On January 1st, California became the fifth state to allow physicians to prescribe lethal doses of medications to their terminally ill patients who want to die, this process is known as Physician Assisted Suicide (PAS).
Terminal illness is often described with terms like “life support,” or “terminal without assistance of external equipment” but, of course, there are many people with disabilities who use respirators or even iron lungs, without being terminally ill.
Inherent in the request for PAS is the idea that one’s quality of remaining life is sufficiently impaired that continued life would be cruel, yet the language used to describe quality of life are terms that illustrate what some disabled people experience in their everyday lives… lives that are worth protecting.
“I have lived with Polio nearly my entire life. There are many of us who have overcome the cruel adversities thrust upon us and yet, if in a moment of depression or weakness, I requested PAS, I would be granted a death with ‘dignity’.”
John Kelly, New England Regional Director of the advocate group known as Not Dead Yet, takes exception to the states’ definitions of dignity. “The word dignity is never defined in any of the bills – it depends not on anybody’s worth but on an ability based meritocracy,” Kelly said. Kelly has been living with a disability for three decades and, like Olkin, believes that PAS is a serious threat to the disabled. “In many ways PAS is like the death penalty in that it allows mistakes and abuse to put innocent people in to harm of death.”

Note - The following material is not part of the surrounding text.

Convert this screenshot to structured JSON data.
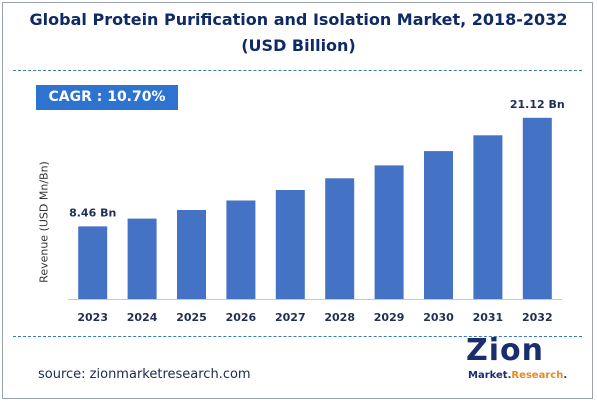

Not only is PAS a difficult subject for any society to address, but it seems particularly dangerous to people that have felt devalued because of their disabilities, and have been told repeatedly that people would rather die than be like them. “What these bills do is they pose a direct threat to democracy because they upend our egalitarian commitment to everyone having equal value,” says Kelly.
Many might say that with the facility of Physician Assisted Suicide, adversity gains victory over the resilience of the disabled. The disabled are a vulnerable population, they have been subjected to genocide, forced sterilization, stigma, and discrimination. These issues must be addressed before we can throw ourselves down the rabbit hole of assisted suicide. As Dr. Rhoda Olkin said, “I don’t want to talk about how to die until we’ve addressed the oppression affecting how I live.”